La méthode est simple et lucrative : mettre la main sur la créance d’un débiteur insolvable, revendue à bas prix, et le poursuivre par des moyens judiciaires et extrajudiciaires, jusqu’à empocher le remboursement à un prix bien supérieur à celui de l’achat.

En face, les gouvernants des États-nations débiteurs ne sont pas des victimes ingénues. Il est donc fondamental pour ces fonds vautours de dégainer vite et de frapper par surprise, pendant le procès, avant même que la décision soit rendue. Car, dans les trente jours qui suivent l’émission du jugement, l’adversaire aura réagi et peut-être déjà mis ses biens à l’abri des saisies. Face « à un débiteur souverain récalcitrant typique qui a déjà fait l’objet de nombreuses attaques et est assez avisé, ce n’est pas le moment de tergiverser en se demandant s’il va bientôt payer ». Les chasseurs le savent : « En général, un État dispose de ressources beaucoup plus importantes et d’un portefeuille plus garni que n’importe quelle entreprise, et peut employer des tactiques de mauvaise foi pour dissuader les créanciers de chercher à monnayer une indemnité. »

Et de fait, les États aussi savent s’équiper. Pour optimiser leur rapport au droit et minimiser leur exposition au risque de saisie, ils s’entourent d’avocats des grandes places financières du monde, New York ou Londres, et qui travaillent pour les cabinets les plus prestigieux – ce qu’on appelle le « cercle magique ». Dans le domaine du droit, les actifs d’État sont réputés les plus insaisissables parce que le souverain dispose de moyens d’esquive et de dissimulation atypiques : il peut faire valoir son immunité souveraine ou déplacer ces actifs dans des territoires échappant au droit commun commercial (comme à la Banque des règlements internationaux en Suisse).
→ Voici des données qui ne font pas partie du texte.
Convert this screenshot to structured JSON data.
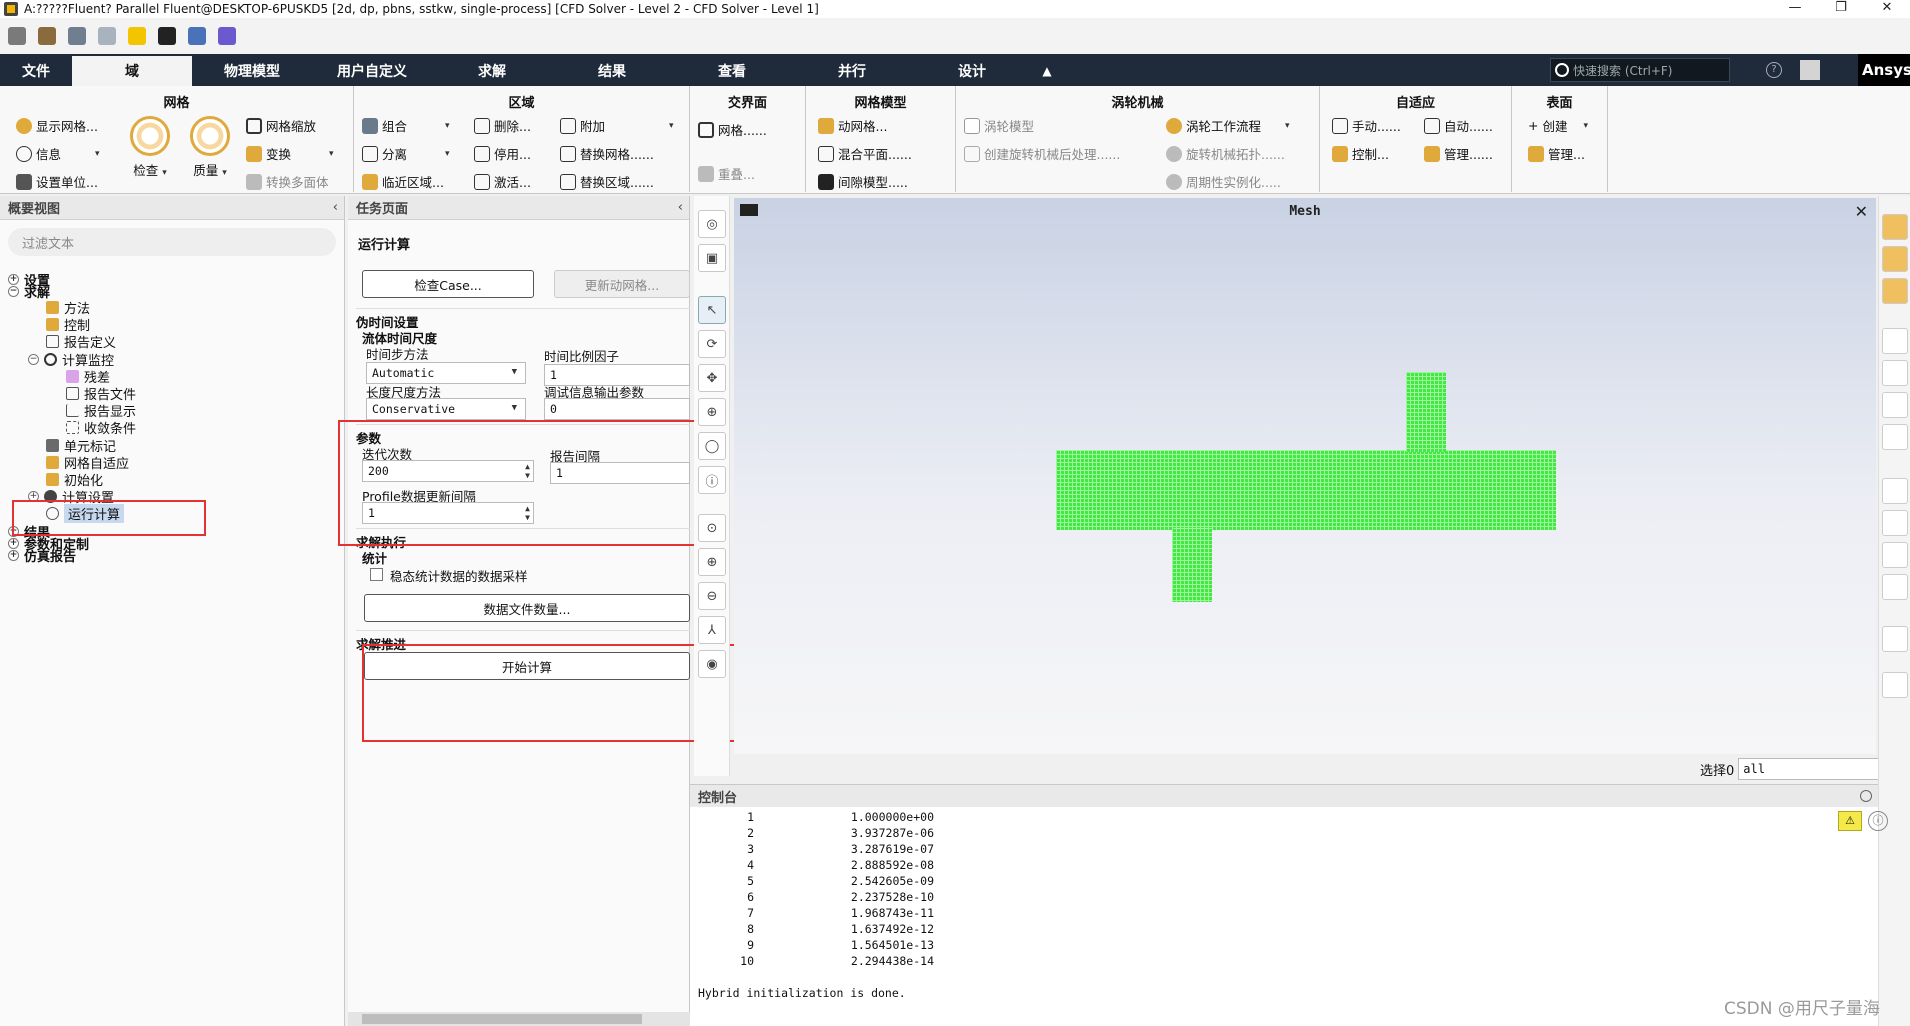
{
  "window": {
    "title": "A:?????Fluent? Parallel Fluent@DESKTOP-6PUSKD5  [2d, dp, pbns, sstkw, single-process] [CFD Solver - Level 2 - CFD Solver - Level 1]",
    "minimize": "—",
    "maximize": "❐",
    "close": "✕"
  },
  "menu": {
    "tabs": [
      "文件",
      "域",
      "物理模型",
      "用户自定义",
      "求解",
      "结果",
      "查看",
      "并行",
      "设计"
    ],
    "active": "域",
    "collapse": "▲",
    "search_placeholder": "快速搜索 (Ctrl+F)",
    "logo": "Ansys"
  },
  "ribbon": {
    "mesh": {
      "title": "网格",
      "show_mesh": "显示网格...",
      "info": "信息",
      "set_units": "设置单位...",
      "check": "检查",
      "quality": "质量",
      "scale": "网格缩放",
      "transform": "变换",
      "to_polyhedra": "转换多面体"
    },
    "zones": {
      "title": "区域",
      "combine": "组合",
      "separate": "分离",
      "adjacency": "临近区域...",
      "delete": "删除...",
      "deactivate": "停用...",
      "activate": "激活...",
      "append": "附加",
      "replace_mesh": "替换网格......",
      "replace_zone": "替换区域......"
    },
    "interfaces": {
      "title": "交界面",
      "mesh": "网格......",
      "overlap": "重叠..."
    },
    "mesh_models": {
      "title": "网格模型",
      "dynamic_mesh": "动网格...",
      "mixing_plane": "混合平面......",
      "gap_model": "间隙模型....."
    },
    "turbo": {
      "title": "涡轮机械",
      "turbo_model": "涡轮模型",
      "post_process": "创建旋转机械后处理......",
      "workflow": "涡轮工作流程",
      "topology": "旋转机械拓扑......",
      "periodic": "周期性实例化....."
    },
    "adapt": {
      "title": "自适应",
      "manual": "手动......",
      "auto": "自动......",
      "controls": "控制...",
      "manage": "管理......"
    },
    "surface": {
      "title": "表面",
      "create": "创建",
      "manage": "管理..."
    }
  },
  "outline": {
    "header": "概要视图",
    "filter_placeholder": "过滤文本",
    "collapse_arrow": "‹",
    "nodes": {
      "setup": "设置",
      "solution": "求解",
      "methods": "方法",
      "controls": "控制",
      "report_defs": "报告定义",
      "monitors": "计算监控",
      "residuals": "残差",
      "report_files": "报告文件",
      "report_plots": "报告显示",
      "convergence": "收敛条件",
      "cell_registers": "单元标记",
      "mesh_adapt": "网格自适应",
      "init": "初始化",
      "calc_activities": "计算设置",
      "run_calc": "运行计算",
      "results": "结果",
      "params": "参数和定制",
      "report": "仿真报告"
    }
  },
  "task": {
    "header": "任务页面",
    "collapse_arrow": "‹",
    "title": "运行计算",
    "check_case": "检查Case...",
    "update_dynamic_mesh": "更新动网格...",
    "pseudo_time": "伪时间设置",
    "fluid_time_scale": "流体时间尺度",
    "time_step_method_label": "时间步方法",
    "time_step_method": "Automatic",
    "time_scale_factor_label": "时间比例因子",
    "time_scale_factor": "1",
    "length_scale_method_label": "长度尺度方法",
    "length_scale_method": "Conservative",
    "verbosity_label": "调试信息输出参数",
    "verbosity": "0",
    "params": "参数",
    "iterations_label": "迭代次数",
    "iterations": "200",
    "report_interval_label": "报告间隔",
    "report_interval": "1",
    "profile_interval_label": "Profile数据更新间隔",
    "profile_interval": "1",
    "solution_processing": "求解执行",
    "statistics": "统计",
    "data_sampling": "稳态统计数据的数据采样",
    "data_file_quantities": "数据文件数量...",
    "advancement": "求解推进",
    "calculate": "开始计算"
  },
  "graphics": {
    "title": "Mesh",
    "close": "✕",
    "select_label": "选择0",
    "select_value": "all"
  },
  "console": {
    "header": "控制台",
    "rows": [
      {
        "iter": "1",
        "val": "1.000000e+00"
      },
      {
        "iter": "2",
        "val": "3.937287e-06"
      },
      {
        "iter": "3",
        "val": "3.287619e-07"
      },
      {
        "iter": "4",
        "val": "2.888592e-08"
      },
      {
        "iter": "5",
        "val": "2.542605e-09"
      },
      {
        "iter": "6",
        "val": "2.237528e-10"
      },
      {
        "iter": "7",
        "val": "1.968743e-11"
      },
      {
        "iter": "8",
        "val": "1.637492e-12"
      },
      {
        "iter": "9",
        "val": "1.564501e-13"
      },
      {
        "iter": "10",
        "val": "2.294438e-14"
      }
    ],
    "message": "Hybrid initialization is done.",
    "warn": "⚠",
    "info": "ⓘ"
  },
  "watermark": "CSDN @用尺子量海",
  "colors": {
    "menu_bg": "#1f2b3a",
    "mesh_green": "#43e843",
    "highlight_red": "#e23232",
    "tree_selection": "#c7d9ef"
  },
  "icons": [
    "check-icon",
    "quality-icon",
    "pointer-icon",
    "rotate-icon",
    "pan-icon",
    "zoom-icon",
    "info-icon",
    "fit-icon",
    "warning-icon"
  ]
}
La proie souveraine ne se laisse pas prendre aisément.

Le « Sud global », une proie de choix

Mais l’énigme se complique car ce sont les États eux-mêmes qui, pour des raisons financières, renoncent souvent à nombre de ces protections spéciales. Afin de susciter la confiance des prêteurs mondiaux et d’accéder à un crédit moins onéreux, les services des États emprunteurs dont la confiance est la moins assise ont libellé leurs titres de dette en monnaie étrangère, la plupart du temps en dollar, et complété ce « péché originel », comme disent les économistes, sur le terrain du droit en plaçant leurs contrats sous l’égide du droit dominant, celui de l’État de New York. Ils ont ainsi écarté la référence à leur droit national, « suspendu » leur immunité souveraine et consenti à des clauses protégeant largement les créanciers. En échange d’un crédit plus avantageux, un taux d’intérêt plus faible, les départements du Trésor de ces pays se sont ainsi délibérément exposés à des risques juridiques et financiers. Dans la logique rationnelle du contrat, plus le souverain se laisse des marges d’action discrétionnaire en cas d’impossibilité de paiement, plus le créancier fera payer cher son prêt. Inversement, plus les efforts de sécurisation des créanciers privés sont importants, plus les facteurs de risque sont élevés pour les États.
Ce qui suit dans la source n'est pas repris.